Going for a ride at 4:30
ante-meridian!
So with my bike, and with a new red flashing light, I continued my training regimen of exercising in the wee hours of the morning. I decided I’m not a huge fan of riding around in the dark. Maybe once I get a headlight for the bike, or for my helmet, or cheaper yet, just tape a flashlight to one or the other or both, I’ll enjoy it more, but it’s too dark and things travel past too quickly.
I still run, I ran this morning, and even then, just going at the speed of my feet, I still run into branches, and mistake inanimate objects for rabid attacking creatures.
Missing my train stop
Here’s another shorty about my train travels. Last week I missed my train stop, I woke up just as the train was pulling from the station. I needed to get off there to change to another train. I had two courses of action at that point. Was it just easier to go around the horn and head back up the other side of the loop, or was it better to head back up and try to get back on track (so to speak). I decided on the latter, by getting out at Redfern and hopping onto the correct train from there. I imagine I probably didn’t lose that much time, although I wasn’t watching the clock. I still got to work at about the same time.

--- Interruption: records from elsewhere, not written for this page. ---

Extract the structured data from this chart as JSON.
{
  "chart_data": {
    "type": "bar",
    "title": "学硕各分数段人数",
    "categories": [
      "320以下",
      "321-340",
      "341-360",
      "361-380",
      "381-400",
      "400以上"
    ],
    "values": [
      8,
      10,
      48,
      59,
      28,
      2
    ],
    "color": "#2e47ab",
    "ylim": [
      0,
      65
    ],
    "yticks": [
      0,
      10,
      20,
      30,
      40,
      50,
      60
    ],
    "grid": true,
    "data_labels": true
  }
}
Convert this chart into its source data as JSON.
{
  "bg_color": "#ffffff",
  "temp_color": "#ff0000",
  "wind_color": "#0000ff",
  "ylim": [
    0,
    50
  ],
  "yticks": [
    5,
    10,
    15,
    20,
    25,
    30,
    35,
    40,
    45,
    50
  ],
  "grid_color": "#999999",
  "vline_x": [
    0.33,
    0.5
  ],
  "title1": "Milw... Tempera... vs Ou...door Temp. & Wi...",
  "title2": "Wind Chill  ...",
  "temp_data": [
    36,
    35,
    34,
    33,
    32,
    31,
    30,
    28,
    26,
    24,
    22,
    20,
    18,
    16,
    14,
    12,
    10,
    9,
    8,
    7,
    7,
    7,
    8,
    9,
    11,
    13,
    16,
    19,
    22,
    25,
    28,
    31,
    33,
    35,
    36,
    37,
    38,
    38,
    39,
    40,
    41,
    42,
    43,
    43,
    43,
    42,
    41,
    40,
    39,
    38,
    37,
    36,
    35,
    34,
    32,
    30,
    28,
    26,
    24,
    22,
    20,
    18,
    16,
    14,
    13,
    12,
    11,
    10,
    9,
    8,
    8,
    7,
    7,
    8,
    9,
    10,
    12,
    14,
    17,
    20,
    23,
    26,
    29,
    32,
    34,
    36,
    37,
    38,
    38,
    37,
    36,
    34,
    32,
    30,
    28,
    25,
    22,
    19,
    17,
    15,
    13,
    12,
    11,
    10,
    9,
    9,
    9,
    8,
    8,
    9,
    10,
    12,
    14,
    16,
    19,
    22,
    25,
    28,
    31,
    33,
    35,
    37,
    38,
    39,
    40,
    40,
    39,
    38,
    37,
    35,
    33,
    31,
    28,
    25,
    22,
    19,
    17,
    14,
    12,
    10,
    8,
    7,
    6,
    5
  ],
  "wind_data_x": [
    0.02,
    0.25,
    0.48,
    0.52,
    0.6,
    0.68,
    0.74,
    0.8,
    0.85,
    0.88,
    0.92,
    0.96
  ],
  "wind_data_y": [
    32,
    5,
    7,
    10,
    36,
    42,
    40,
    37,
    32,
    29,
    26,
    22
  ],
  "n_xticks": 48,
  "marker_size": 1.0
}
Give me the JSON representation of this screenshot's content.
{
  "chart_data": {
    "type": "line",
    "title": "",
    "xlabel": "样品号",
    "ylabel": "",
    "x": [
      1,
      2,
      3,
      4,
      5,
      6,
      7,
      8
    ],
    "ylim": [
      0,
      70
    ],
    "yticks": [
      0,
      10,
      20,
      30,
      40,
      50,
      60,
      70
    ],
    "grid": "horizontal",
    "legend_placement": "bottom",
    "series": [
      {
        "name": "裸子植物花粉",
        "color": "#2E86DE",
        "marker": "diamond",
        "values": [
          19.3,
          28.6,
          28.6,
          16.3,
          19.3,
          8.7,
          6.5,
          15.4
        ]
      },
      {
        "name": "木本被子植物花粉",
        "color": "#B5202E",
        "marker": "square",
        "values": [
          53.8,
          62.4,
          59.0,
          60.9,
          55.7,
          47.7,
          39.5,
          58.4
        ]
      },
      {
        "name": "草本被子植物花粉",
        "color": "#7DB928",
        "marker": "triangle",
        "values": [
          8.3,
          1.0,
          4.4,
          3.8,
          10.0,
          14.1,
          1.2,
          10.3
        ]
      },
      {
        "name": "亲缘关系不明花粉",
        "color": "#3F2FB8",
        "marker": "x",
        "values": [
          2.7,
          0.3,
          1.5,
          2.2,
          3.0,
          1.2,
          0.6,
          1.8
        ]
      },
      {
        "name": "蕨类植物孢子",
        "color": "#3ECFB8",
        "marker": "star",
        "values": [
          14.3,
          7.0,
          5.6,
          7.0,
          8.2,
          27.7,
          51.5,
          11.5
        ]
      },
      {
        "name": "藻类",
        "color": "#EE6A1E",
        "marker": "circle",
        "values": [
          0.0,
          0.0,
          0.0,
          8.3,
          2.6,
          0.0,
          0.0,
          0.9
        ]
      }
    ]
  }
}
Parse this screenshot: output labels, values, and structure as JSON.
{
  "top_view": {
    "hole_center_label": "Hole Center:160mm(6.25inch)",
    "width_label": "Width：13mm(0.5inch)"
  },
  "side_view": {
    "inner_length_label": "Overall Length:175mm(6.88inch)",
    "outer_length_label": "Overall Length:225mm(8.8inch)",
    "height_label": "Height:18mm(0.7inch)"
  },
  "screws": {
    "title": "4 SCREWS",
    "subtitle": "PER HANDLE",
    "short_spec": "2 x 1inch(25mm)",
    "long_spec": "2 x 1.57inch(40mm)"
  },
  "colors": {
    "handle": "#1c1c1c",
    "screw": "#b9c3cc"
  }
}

I imagine that if there were a train going directly from Hazo to Macquarie Park, I’d make it down there in just over an hour and a half. It is the train changes and travels in the wrong direction that cost me that extra 2 hours each day.
New book: Milton
I’m reading a book about the life of John Milton. I really need to get on the computer and start reserving the books I actually want to read. I get to the library and I spend so much time thinking of titles or authors to look for, only to find they are not there. The rest of the time is spent trying to find something that won’t be a total waste of time. This book is not, exactly.
John Milton is a famous person, a poet and someone who lived in a critical time period in England’s history. I’m almost up to the part where Scotland is pissed.
I’ll admit it freely here: I’m annoyed that the author spends so much time trying to pull out homosexual tendencies in Milton’s writing and relationships, as though it were so critical that the slightest hint of a word with a vaguely sexual euphemism be pinpointed amongst all his work and brought to light multiple times. Her examples are so vague so as to make me think it must be the pressure of our modern world, one in which gays have recruited a sufficient number that history must now be carefully written with a highly tuned ear for the same existing in the past, for some reason desperate to justify the rump humping as having always been.
Also annoying is the author’s tendency to refer to John Milton as John. The rejection the scholarly form of using the last name, and the insistent demand that I bend my view in this regard brings out in me rebellion against her demand.
My third complaint is that it puts me to sleep straightaway. This was a pretty good thing this morning, I got up early and then made it to the train and needed to catch up on missed sleep. After about a page, I was off in the land of non sequiturs.
I need a new reading book ASAP, I don’t care how informative this book might be, I’ll go with someone who has written about Milton less recently.